Fidelity Investments today introduced its first suite of active equity ETFs, that unlike traditional ETFs, won’t tell the public what assets they hold each day.
The three new ETFs are available commission-free to individual investors and financial advisors through Fidelity’s online brokerage platforms. The active equity ETFs are competitively priced with total expense ratios of 0.59% each and will utilize the same portfolio managers and research teams as their like-named mutual funds.
“With our new active equity ETFs, we are continuing to innovate and offer unmatched overall value to our clients,” said Greg Friedman, Fidelity’s Head of ETF Management and Strategy. “Our active equity ETFs harness the power of Fidelity’s 74-year legacy of active management delivered with the tax efficiency, trading flexibility and potential cost efficiency benefits ETF vehicles offer.”
Friedman told ETF Trends the Fidelity approach uses a proxy basket methodology, allowing for seamless implementation that uses existing infrastructure and requires very little operational build-out, adding the methodology helps to protect the firm’s insights and research while providing sufficient information to efficiently affect a trade.
“Even though the first three funds are large cap, there are still backed by our firm’s insights and trading strategies,” he told ETF Trends. “We believe that it is in the best interest of all shareholders to use this new proxy basket methodology, which is designed to protect shareholders from the potential negative effects of daily portfolio transparency. These new funds will be using a similar fundamental philosophy to that of the like-named mutual fund, and therefore trade in a similar fashion, and follow the same disclosure policy as our mutual funds.”
Fidelity’s active equity ETFs will employ an innovative tracking basket methodology, which maintains the benefits of the ETF structure, provides information to market participants to promote efficient trading of shares, and preserves the ability to add value through active management.
The active equity ETFs began trading today on the CBOE BZX Exchange, Inc. Each ETF will have an investment objective to seek long-term growth of capital.

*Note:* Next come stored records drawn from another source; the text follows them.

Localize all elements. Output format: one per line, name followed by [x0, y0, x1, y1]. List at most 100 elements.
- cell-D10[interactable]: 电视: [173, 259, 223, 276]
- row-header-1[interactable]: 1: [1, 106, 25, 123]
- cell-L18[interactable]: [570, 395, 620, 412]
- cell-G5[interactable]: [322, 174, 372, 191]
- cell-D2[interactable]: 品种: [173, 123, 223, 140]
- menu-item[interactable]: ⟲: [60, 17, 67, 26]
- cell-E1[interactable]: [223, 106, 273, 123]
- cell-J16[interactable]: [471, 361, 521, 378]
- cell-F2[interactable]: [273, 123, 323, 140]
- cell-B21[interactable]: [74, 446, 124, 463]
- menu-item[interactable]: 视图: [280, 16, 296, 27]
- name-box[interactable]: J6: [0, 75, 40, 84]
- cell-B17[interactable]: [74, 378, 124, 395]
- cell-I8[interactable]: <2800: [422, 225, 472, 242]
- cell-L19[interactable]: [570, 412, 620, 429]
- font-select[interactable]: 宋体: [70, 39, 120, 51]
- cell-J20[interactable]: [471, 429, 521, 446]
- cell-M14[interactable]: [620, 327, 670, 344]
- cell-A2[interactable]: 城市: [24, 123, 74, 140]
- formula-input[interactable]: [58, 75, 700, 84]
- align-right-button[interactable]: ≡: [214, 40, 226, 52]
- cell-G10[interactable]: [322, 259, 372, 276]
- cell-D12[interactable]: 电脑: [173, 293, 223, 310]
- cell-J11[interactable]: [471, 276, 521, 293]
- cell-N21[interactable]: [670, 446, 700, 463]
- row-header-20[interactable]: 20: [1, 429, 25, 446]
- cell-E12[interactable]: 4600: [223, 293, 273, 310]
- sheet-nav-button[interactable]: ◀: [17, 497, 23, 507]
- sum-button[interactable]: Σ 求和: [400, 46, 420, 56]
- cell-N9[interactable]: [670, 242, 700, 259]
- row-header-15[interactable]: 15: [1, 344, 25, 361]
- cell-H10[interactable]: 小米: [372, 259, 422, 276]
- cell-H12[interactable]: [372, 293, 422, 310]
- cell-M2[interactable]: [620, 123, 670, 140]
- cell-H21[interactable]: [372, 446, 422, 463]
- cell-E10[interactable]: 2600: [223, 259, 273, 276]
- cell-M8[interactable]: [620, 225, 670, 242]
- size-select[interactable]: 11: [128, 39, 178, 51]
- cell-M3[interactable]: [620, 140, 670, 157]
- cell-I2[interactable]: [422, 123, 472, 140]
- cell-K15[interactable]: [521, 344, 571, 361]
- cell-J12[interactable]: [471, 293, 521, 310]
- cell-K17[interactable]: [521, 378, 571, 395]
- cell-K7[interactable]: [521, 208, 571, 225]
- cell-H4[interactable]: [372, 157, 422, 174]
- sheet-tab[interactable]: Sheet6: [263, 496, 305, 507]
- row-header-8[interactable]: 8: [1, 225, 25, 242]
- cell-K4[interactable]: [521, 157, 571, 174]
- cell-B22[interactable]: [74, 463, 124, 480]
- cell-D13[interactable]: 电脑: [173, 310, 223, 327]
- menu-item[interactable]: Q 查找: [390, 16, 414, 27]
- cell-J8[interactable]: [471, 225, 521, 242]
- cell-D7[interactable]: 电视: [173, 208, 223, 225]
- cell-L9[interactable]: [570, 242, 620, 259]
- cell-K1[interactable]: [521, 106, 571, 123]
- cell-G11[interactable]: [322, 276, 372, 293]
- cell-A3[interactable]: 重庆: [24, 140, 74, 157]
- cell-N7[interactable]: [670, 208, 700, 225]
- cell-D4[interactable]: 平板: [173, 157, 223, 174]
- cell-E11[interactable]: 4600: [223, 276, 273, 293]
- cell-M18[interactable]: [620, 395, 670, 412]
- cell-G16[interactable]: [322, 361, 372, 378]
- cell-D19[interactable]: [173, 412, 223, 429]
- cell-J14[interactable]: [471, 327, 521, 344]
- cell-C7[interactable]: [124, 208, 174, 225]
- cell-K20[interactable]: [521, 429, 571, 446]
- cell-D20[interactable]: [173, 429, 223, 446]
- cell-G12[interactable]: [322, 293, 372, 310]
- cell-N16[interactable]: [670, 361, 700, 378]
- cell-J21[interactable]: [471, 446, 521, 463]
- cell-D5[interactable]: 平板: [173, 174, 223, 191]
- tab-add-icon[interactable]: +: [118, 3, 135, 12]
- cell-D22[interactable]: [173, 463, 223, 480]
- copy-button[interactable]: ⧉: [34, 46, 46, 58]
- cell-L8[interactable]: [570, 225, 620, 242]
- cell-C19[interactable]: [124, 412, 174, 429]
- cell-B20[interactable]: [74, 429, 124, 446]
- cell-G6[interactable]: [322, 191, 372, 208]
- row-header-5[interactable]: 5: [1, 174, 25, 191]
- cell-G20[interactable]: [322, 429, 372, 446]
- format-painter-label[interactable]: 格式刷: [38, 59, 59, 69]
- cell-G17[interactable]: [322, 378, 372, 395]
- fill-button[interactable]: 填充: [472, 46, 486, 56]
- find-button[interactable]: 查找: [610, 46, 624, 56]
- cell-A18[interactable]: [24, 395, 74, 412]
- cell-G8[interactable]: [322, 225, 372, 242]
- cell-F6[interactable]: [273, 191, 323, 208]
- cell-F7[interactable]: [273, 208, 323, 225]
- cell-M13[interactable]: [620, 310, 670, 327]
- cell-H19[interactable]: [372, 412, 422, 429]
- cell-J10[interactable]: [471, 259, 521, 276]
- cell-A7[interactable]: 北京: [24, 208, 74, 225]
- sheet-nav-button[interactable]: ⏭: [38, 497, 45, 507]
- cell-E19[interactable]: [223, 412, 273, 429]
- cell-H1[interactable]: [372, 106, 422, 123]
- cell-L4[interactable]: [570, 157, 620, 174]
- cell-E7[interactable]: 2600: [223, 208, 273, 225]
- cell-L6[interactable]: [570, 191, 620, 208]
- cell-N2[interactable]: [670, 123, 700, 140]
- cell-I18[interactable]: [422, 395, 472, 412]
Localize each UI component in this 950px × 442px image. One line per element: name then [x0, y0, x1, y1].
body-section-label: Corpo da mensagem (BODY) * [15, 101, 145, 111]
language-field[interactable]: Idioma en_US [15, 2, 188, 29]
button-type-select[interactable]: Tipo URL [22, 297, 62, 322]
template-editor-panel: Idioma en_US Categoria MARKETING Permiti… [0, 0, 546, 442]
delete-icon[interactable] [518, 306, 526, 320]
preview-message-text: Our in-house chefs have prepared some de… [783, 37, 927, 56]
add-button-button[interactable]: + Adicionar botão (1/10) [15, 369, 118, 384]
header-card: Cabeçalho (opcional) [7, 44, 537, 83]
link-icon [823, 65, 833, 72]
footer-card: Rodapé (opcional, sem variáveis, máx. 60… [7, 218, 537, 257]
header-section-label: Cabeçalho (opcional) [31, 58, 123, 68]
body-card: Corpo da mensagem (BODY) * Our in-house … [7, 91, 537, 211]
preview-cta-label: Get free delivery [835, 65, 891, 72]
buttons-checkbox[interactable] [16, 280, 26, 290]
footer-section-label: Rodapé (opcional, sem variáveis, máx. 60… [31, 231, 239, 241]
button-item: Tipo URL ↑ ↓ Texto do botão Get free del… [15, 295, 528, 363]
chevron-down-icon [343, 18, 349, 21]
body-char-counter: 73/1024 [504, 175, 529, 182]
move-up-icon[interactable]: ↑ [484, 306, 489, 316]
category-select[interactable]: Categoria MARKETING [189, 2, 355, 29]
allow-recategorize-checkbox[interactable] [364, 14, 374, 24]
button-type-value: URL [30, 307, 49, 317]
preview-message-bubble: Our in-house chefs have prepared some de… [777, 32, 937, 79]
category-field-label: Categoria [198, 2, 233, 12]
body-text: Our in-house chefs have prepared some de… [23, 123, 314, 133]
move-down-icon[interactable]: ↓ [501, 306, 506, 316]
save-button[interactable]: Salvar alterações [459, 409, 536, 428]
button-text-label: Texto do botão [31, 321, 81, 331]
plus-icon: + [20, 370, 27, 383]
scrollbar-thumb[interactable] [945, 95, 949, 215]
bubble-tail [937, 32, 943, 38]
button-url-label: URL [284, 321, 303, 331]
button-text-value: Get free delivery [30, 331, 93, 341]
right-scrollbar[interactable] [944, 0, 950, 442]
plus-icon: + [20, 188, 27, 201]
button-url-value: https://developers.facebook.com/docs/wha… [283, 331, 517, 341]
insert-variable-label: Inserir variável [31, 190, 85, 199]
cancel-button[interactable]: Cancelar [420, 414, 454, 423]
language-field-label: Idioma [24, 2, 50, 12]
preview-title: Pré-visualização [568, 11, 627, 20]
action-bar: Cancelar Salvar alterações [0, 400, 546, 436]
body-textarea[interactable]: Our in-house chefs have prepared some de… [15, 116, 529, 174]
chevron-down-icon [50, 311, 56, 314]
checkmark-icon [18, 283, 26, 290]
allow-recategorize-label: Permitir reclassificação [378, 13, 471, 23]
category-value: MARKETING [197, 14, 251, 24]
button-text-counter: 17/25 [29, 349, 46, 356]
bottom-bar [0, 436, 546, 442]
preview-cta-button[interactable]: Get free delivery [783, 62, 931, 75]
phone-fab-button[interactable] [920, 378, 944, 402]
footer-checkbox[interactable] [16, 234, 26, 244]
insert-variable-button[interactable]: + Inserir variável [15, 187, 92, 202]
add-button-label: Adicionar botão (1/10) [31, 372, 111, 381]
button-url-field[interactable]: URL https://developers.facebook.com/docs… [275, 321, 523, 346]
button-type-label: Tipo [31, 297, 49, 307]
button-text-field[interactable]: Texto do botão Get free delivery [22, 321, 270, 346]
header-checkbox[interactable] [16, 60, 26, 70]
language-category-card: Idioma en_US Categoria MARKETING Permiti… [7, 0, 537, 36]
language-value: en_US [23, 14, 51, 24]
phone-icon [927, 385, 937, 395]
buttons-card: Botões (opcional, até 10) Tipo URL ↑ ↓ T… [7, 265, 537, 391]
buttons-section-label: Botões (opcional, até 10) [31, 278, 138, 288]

Fidelity’s New Active Equity ETFs: Principal Investment Strategies
- Fidelity Blue Chip Growth ETF (FBCG)  will normally invest primarily in equity securities of companies that the Adviser believes have above-average growth potential (stocks of these companies are often called “growth” stocks). The Adviser normally invests at least 80% of the fund’s assets in blue chip companies (companies that, in FMR’s view, are well-known, well-established and well-capitalized), which generally have large or medium market capitalizations.
- Fidelity Blue Chip Value ETF (FBCV)  will normally invest primarily in equity securities of companies that the Adviser believes are undervalued in the marketplace in relation to factors such as assets, sales, earnings, growth potential, or cash flow, or in relation to securities of other companies in the same industry (stocks of these companies are often called “value” stocks). The Adviser normally invests at least 80% of the fund’s assets in blue chip companies (companies that, in FMR’s view, are well-known, well-established and well-capitalized), which generally have large or medium market capitalizations.
- Fidelity New Millennium ETF (FMIL)  will normally invest primarily in equity securities that are either “growth” stocks or “value” stocks, or a combination of both types. The Adviser will seek to identify early signs of long-term changes in the marketplace and to focus on those companies that may benefit from opportunities created by these changes and will favor companies that show potential for stronger-than-expected earnings or growth and industries that are undervalued or out-of-favor. The fund’s strategy can lead to investments in small and medium-sized companies.
Friedman said would he would describe Fidelity’s initial active equity ETF strategies as “opportunistic.”
“The portfolio manager seeks to invest across all sectors, market capitalizations and styles to find opportunities where our earnings forecasts deviate from consensus,” he said. “We believe in investor choice and this provides coverage across market caps and styles. We have seen market rotations throughout history and want to give our clients access to a variety of strategies that meet their investment needs.”
 These ETFs are different from traditional ETFs.
Traditional ETFs tell the public what assets they hold each day. These ETFs will not. This may create additional risks for your investment. For example:
You may have to pay more money to trade the ETF’s shares. This ETF will provide less information to traders, who tend to charge more for trades when they have less information.
- The price you pay to buy ETF shares on an exchange may not match the value of the ETF’s portfolio. The same is true when you sell shares. These price differences may be greater for this ETF compared to other ETFs because it provides less information to traders.
- These additional risks may be even greater in bad or uncertain market conditions.
- The ETF will publish on Fidelity.com and i.Fidelity.com a “Tracking Basket” designed to help trading in shares of the ETF. While the Tracking Basket includes some of the ETF’s holdings, it is not the ETF’s actual portfolio.
The differences between this ETF and other ETFs may also have advantages. By keeping certain information about the ETF secret, this ETF may face less risk that other traders can predict or copy its investment strategy. This may improve the ETF’s performance. If other traders are able to copy or predict the ETF’s investment strategy, however, this may hurt the ETF’s performance.